Is America a Christian Nation?

Interesting piece from “paleocon” Thomas Fleming in the London Spectator (registration req’d):

America has always been a strange place, even to Americans. While most countries are content merely to exist, America is supposed to have a project, a destiny, a divine mission. New England Puritans suffered from the delusion that their little settlement was a ‘city on a hill’, and Cotton Mather, who played a key role in the Salem witch trials, thought New England was plagued by witches because, before the arrival of white European Calvinists, the continent had been a playground for devil-worshipping Indians and idolatrous Catholics. President Lincoln went so far as to describe the United States as ‘dedicated’ to a proposition, and secular Americans speak glibly of America as ‘an experiment’ — a grisly idea, if ever there was one. Even today patriotic conservatives believe that ‘God’ has blessed our nation as a reward for our virtue and our piety.

[…]

Small wonder that so many Europeans are afraid of the United States and its messianic approach to foreign policy. The good news is that all our exceptional virtue and piety is so much buncombe, as Mencken would have said. Despite the many myths of American ‘exceptionalism’, most Americans have always been just as content to muddle through as if they had been born among the unredeemed heathens of London and Paris.

[…]

I have lived 60 years in the United States, the first 25 of them as an atheist, the last 35 as an increasingly reactionary Christian. I have never witnessed the great piety and deep spirituality which I have heard described in 4 July addresses and in semi-scholarly tomes on American religion. We are a practical people, above all else, and, as I have heard repeatedly from business and political leaders, religion makes good sense: the man who goes to church also goes to work, takes care of his family, pays his taxes. This is religiosity, not Christianity.

[…]

European leftists can breathe a sigh of relief. A typical American may go to church too often to be respectable, but when he walks out on the street he is either a little liberal or else a little conservative. If there really were a ‘Christian America’, Hollywood would be broke, and the ashes of both political parties would be reposing quietly in the dustbin of history.

Comments

3 responses to “Is America a Christian Nation?”

  1. Joshie

    Even though I have plenty of issues with American culture I found this article to be pretty darn insulting.

    And I wonder where in America has he been living? Living 60 years in New York or Boston doesn’t make you an authority on what Americans are “really” like, anymore than living in London for 60 years makes you an authority on what life is like in the whole of England. If he wants to see piety and spirituality, I suggest he move somewhere west of the Appalachins and East of the Sierra Nevada. Typical of East Coast arrogance and ignorance of the rest of the country, a phenomenon that infects right and left.

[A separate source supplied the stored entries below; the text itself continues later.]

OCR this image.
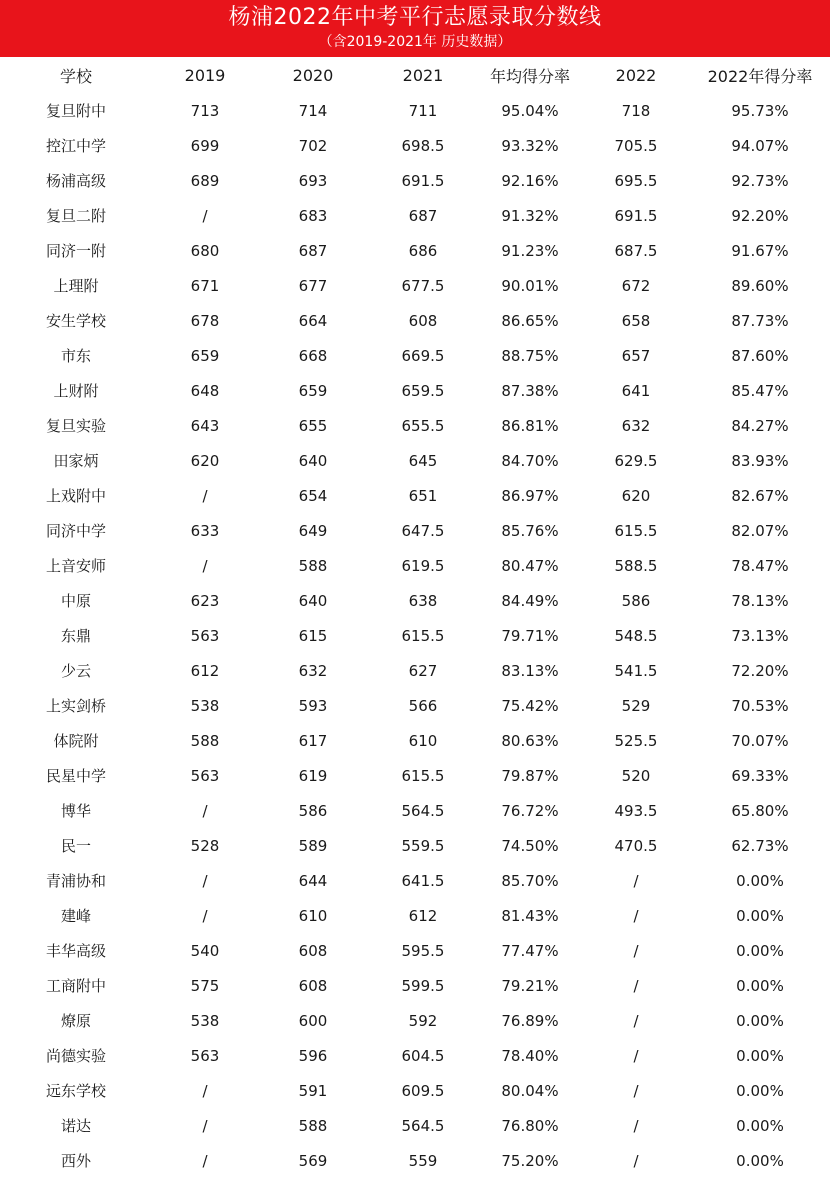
杨浦2022年中考平行志愿录取分数线
（含2019-2021年 历史数据）
学校	2019	2020	2021	年均得分率	2022	2022年得分率
复旦附中	713	714	711	95.04%	718	95.73%
控江中学	699	702	698.5	93.32%	705.5	94.07%
杨浦高级	689	693	691.5	92.16%	695.5	92.73%
复旦二附	/	683	687	91.32%	691.5	92.20%
同济一附	680	687	686	91.23%	687.5	91.67%
上理附	671	677	677.5	90.01%	672	89.60%
安生学校	678	664	608	86.65%	658	87.73%
市东	659	668	669.5	88.75%	657	87.60%
上财附	648	659	659.5	87.38%	641	85.47%
复旦实验	643	655	655.5	86.81%	632	84.27%
田家炳	620	640	645	84.70%	629.5	83.93%
上戏附中	/	654	651	86.97%	620	82.67%
同济中学	633	649	647.5	85.76%	615.5	82.07%
上音安师	/	588	619.5	80.47%	588.5	78.47%
中原	623	640	638	84.49%	586	78.13%
东鼎	563	615	615.5	79.71%	548.5	73.13%
少云	612	632	627	83.13%	541.5	72.20%
上实剑桥	538	593	566	75.42%	529	70.53%
体院附	588	617	610	80.63%	525.5	70.07%
民星中学	563	619	615.5	79.87%	520	69.33%
博华	/	586	564.5	76.72%	493.5	65.80%
民一	528	589	559.5	74.50%	470.5	62.73%
青浦协和	/	644	641.5	85.70%	/	0.00%
建峰	/	610	612	81.43%	/	0.00%
丰华高级	540	608	595.5	77.47%	/	0.00%
工商附中	575	608	599.5	79.21%	/	0.00%
燎原	538	600	592	76.89%	/	0.00%
尚德实验	563	596	604.5	78.40%	/	0.00%
远东学校	/	591	609.5	80.04%	/	0.00%
诺达	/	588	564.5	76.80%	/	0.00%
西外	/	569	559	75.20%	/	0.00%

    P.S. Looking at his “Hard Right” column I found his vicious ethnic slurs against Albanians to be pretty hard to read. The guy seems like a bit of a nut.

  2. Lee

    Josh – are you defending red state America?? 😉

    I do think there is a tendency for Americans to think of themselves as uniquely virtuous – something politicians are constantly using as a prop in speeches. That said, I think Fleming goes too far here – maybe his intellectual sensibilities can’t take the tackiness of so much of American spirituality.

    I actually think that’s a big temptation for those of us who like to fancy ourselves “sophisiticated, thinking” Christians. Well, at least it’s a temptation for me! That is, to confuse cultural sophistication with piety or virtue. For instance, I am sometimes tempted to think of a high, liturgical worship service in a Lutheran or Episcopal church as somehow spiritually superior to the worship in an evangelical megachurch. But a lot of that (I’m not going to say all of it) is merely my own aesthetic snobbery and preferences. I think Fleming may be guilty of the same thing here.

    (Though, in his defense, I think the magazine he writes for is based in Rockford, IL, so I don’t know if we can chalk it up to his being an out of touch East Coast elitist)

  3. Joshie

    LOL I was trying to figure out where his magazine was from so I could be sure he was an East Coast Elitist, but I couldn’t find any info on it so I just went for it. I regret nothing. An Illinois elitist maybe?

    I agree with you that we “high churchers” can equate our taste in liturgy with authentic worship. I have found myself doing this too. Just because a high church Anglican service moves me more than an evangelical, 7-11 (seven words eleven times) chorus session doesn’t mean the evangelical worship is NECESSARILY shallow or phoney in some way. However, one look at some of the materials on how to lead a “contemporary” worship service, (like changing to a higher key or raising the sanctuary lights at certain points in the service to manipulate the worshippers into a spiritual high) can leave one very, very cold.